Wir erwarten keine Anpassung der Geldpolitik im Jahr 2026
Aus Sicht von Konjunktur und Inflation ist der Handlungsbedarf für Negativzinsen demnach nicht ausreichend. Dasselbe gilt für das Wechselkursumfeld. Zwar hat der Franken im Jahr 2025 gegenüber Währungspaaren wie dem US-Dollar oder dem japanischen Yen deutlich aufgewertet. Gegenüber dem Euro, der wichtigsten Handelswährung, blieb der reale Wechselkurs im Jahresverlauf jedoch praktisch unverändert. Unserer Prognose zufolge wird sich der EUR/CHF-Kurs weiter seitwärts entwickeln. Zudem bleibt der Zinsabstand zur Europäischen Zentralbank (EZB) überdurchschnittlich hoch. Obwohl die Inflationsrisiken insgesamt abwärtsgerichtet sind, ist die Hürde für Negativzinsen hoch. Für eine Zinssenkung der SNB müsste sich der mittelfristige Inflationsausblick signifikant verschlechtern.
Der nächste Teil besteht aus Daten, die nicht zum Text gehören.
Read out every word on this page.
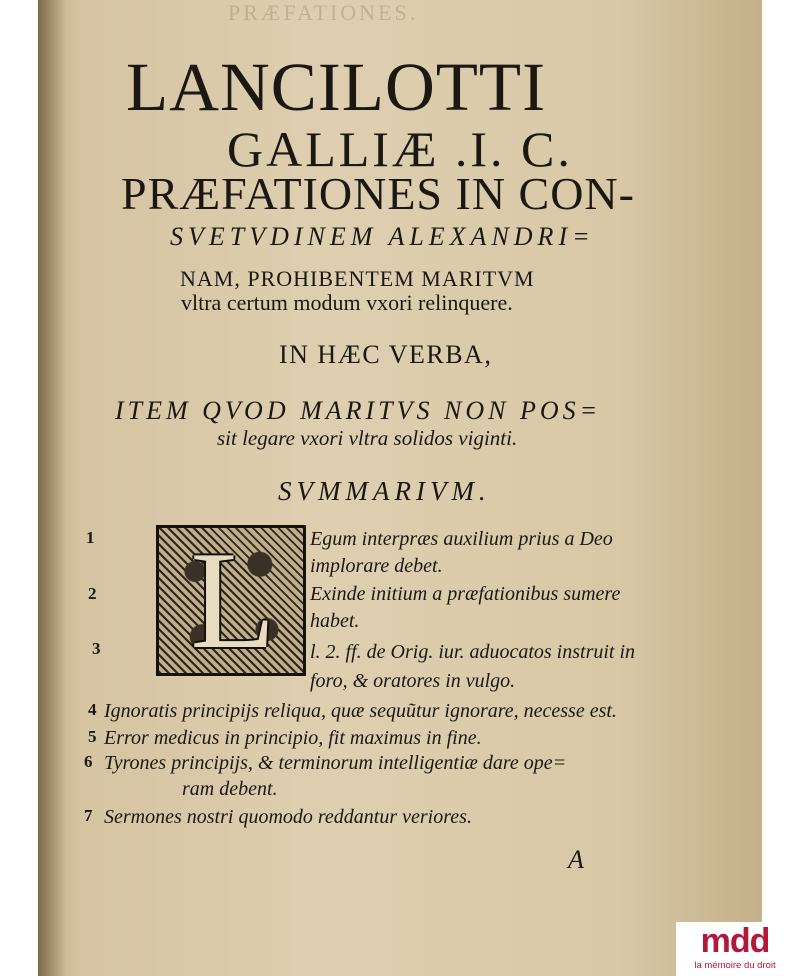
PRÆFATIONES.
LANCILOTTI
GALLIÆ .I. C.
PRÆFATIONES IN CON-
SVETVDINEM ALEXANDRI=
NAM, PROHIBENTEM MARITVM
vltra certum modum vxori relinquere.
IN HÆC VERBA,
ITEM QVOD MARITVS NON POS=
sit legare vxori vltra solidos viginti.
SVMMARIVM.
L
1	Egum interpræs auxilium prius a Deo
implorare debet.
2	Exinde initium a præfationibus sumere
habet.
3	l. 2. ff. de Orig. iur. aduocatos instruit in
foro, & oratores in vulgo.
4 Ignoratis principijs reliqua, quæ sequũtur ignorare, necesse est.
5 Error medicus in principio, fit maximus in fine.
6 Tyrones principijs, & terminorum intelligentiæ dare ope=
ram debent.
7 Sermones nostri quomodo reddantur veriores.
A
mdd
la mémoire du droit
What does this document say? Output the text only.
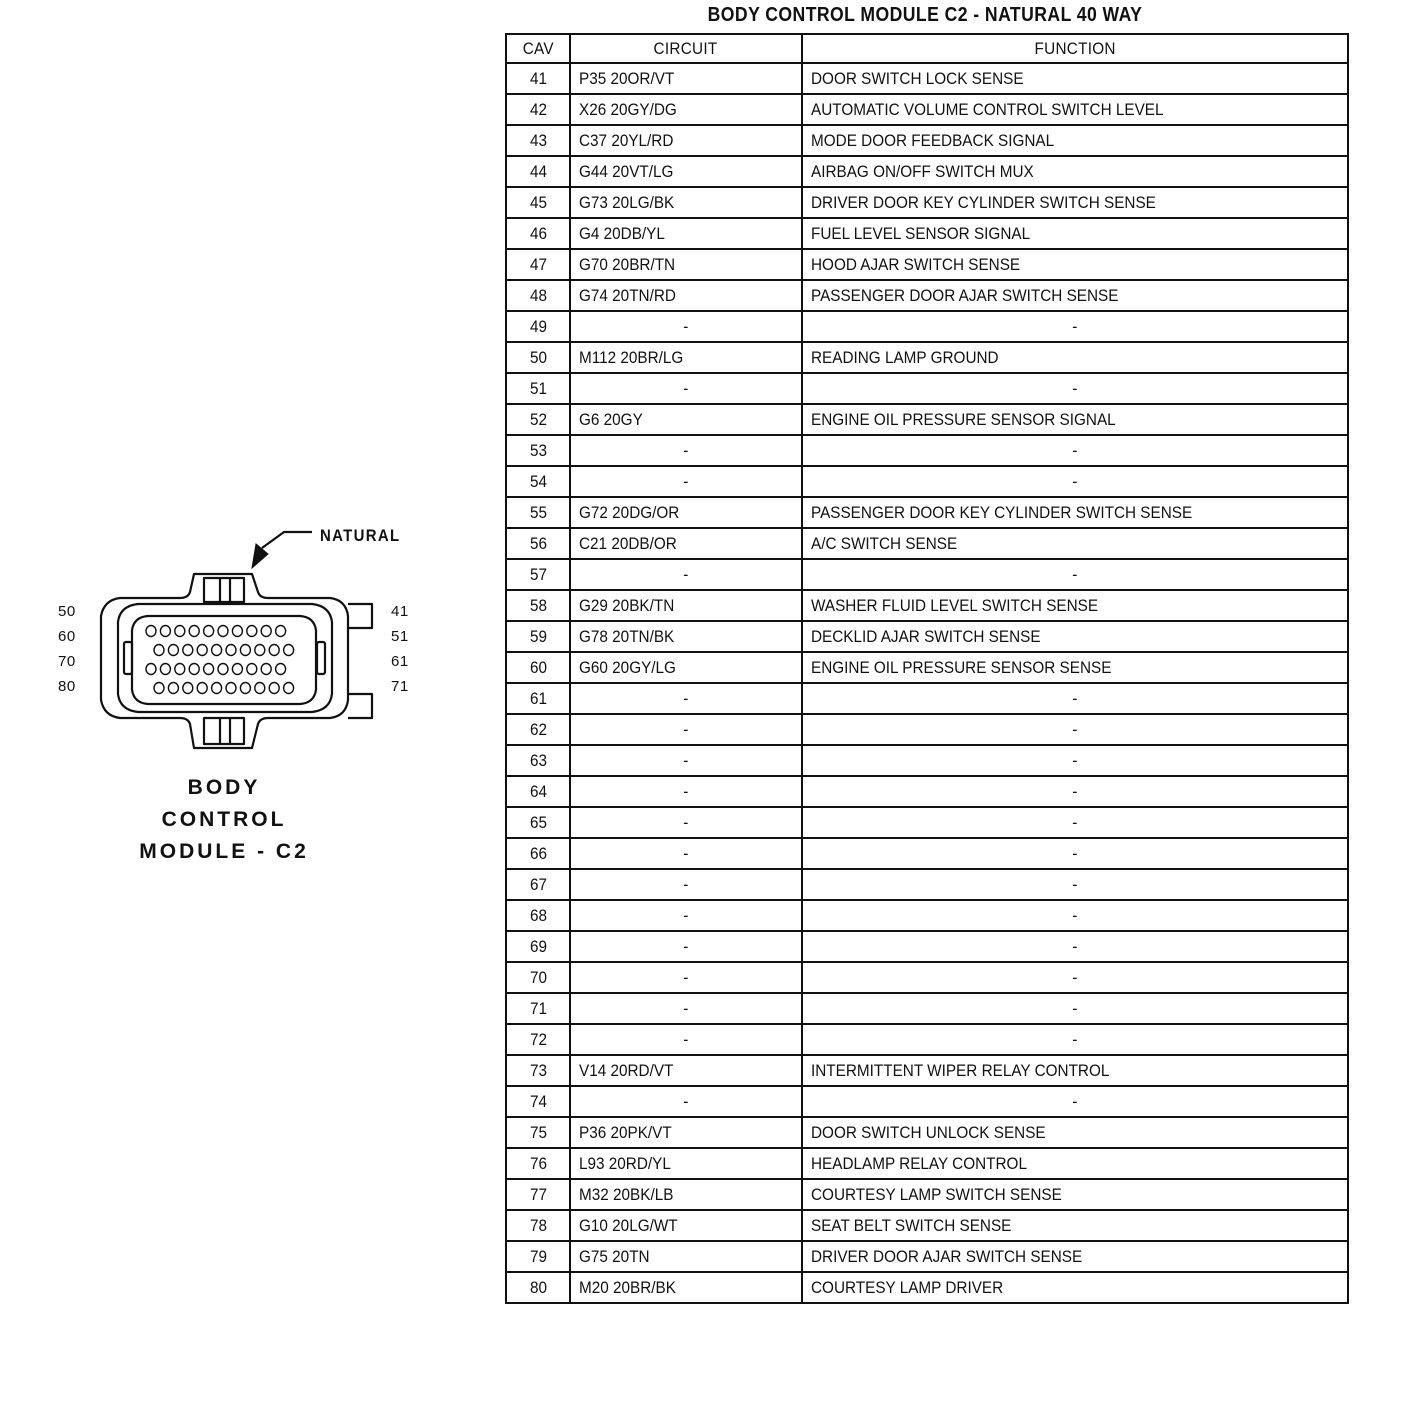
NATURAL
50
60
70
80
41
51
61
71
BODY
CONTROL
MODULE - C2
BODY CONTROL MODULE C2 - NATURAL 40 WAY
CAV	CIRCUIT	FUNCTION
41	P35 20OR/VT	DOOR SWITCH LOCK SENSE
42	X26 20GY/DG	AUTOMATIC VOLUME CONTROL SWITCH LEVEL
43	C37 20YL/RD	MODE DOOR FEEDBACK SIGNAL
44	G44 20VT/LG	AIRBAG ON/OFF SWITCH MUX
45	G73 20LG/BK	DRIVER DOOR KEY CYLINDER SWITCH SENSE
46	G4 20DB/YL	FUEL LEVEL SENSOR SIGNAL
47	G70 20BR/TN	HOOD AJAR SWITCH SENSE
48	G74 20TN/RD	PASSENGER DOOR AJAR SWITCH SENSE
49	-	-
50	M112 20BR/LG	READING LAMP GROUND
51	-	-
52	G6 20GY	ENGINE OIL PRESSURE SENSOR SIGNAL
53	-	-
54	-	-
55	G72 20DG/OR	PASSENGER DOOR KEY CYLINDER SWITCH SENSE
56	C21 20DB/OR	A/C SWITCH SENSE
57	-	-
58	G29 20BK/TN	WASHER FLUID LEVEL SWITCH SENSE
59	G78 20TN/BK	DECKLID AJAR SWITCH SENSE
60	G60 20GY/LG	ENGINE OIL PRESSURE SENSOR SENSE
61	-	-
62	-	-
63	-	-
64	-	-
65	-	-
66	-	-
67	-	-
68	-	-
69	-	-
70	-	-
71	-	-
72	-	-
73	V14 20RD/VT	INTERMITTENT WIPER RELAY CONTROL
74	-	-
75	P36 20PK/VT	DOOR SWITCH UNLOCK SENSE
76	L93 20RD/YL	HEADLAMP RELAY CONTROL
77	M32 20BK/LB	COURTESY LAMP SWITCH SENSE
78	G10 20LG/WT	SEAT BELT SWITCH SENSE
79	G75 20TN	DRIVER DOOR AJAR SWITCH SENSE
80	M20 20BR/BK	COURTESY LAMP DRIVER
Ein solches Szenario würde wohl eine Kombination aus erheblich schwächerem Wachstum, einer substanziellen Aufwertung des Schweizer Frankens und einer Einengung des Zinsdifferenzials aufgrund erneuter Zinssenkungen der EZB erfordern.
Auf der anderen Seite halten wir auch eine Zinserhöhung im Jahr 2026 für unwahrscheinlich. Zwar dürfte die Teuerung im nächsten Jahr leicht ansteigen, sie wird aber auf einem niedrigen Niveau bleiben. Ein stärkerer Anstieg wird durch tiefere Strompreise, den Rückgang der Mietinflation, die starke Währung und das verhaltene Lohn- und Wirtschaftswachstum begrenzt. Entsprechend kann sich im kommenden Jahr nur wenig Preisdruck aufbauen, weshalb die Inflation in der unteren Hälfte des Zielbandes von 0% bis 2% verharrt. Angesichts eines Wachstums unterhalb des Trends und einer Inflation von deutlich unter einem Prozent sind Zinserhöhungen also ebenfalls noch in weiter Ferne. Zusammengenommen spricht also einiges für eine unveränderte Zinspolitik in den nächsten Quartalen. Wir gehen deshalb davon aus, dass der Leitzins der SNB bis Ende 2026 bei 0% bleibt.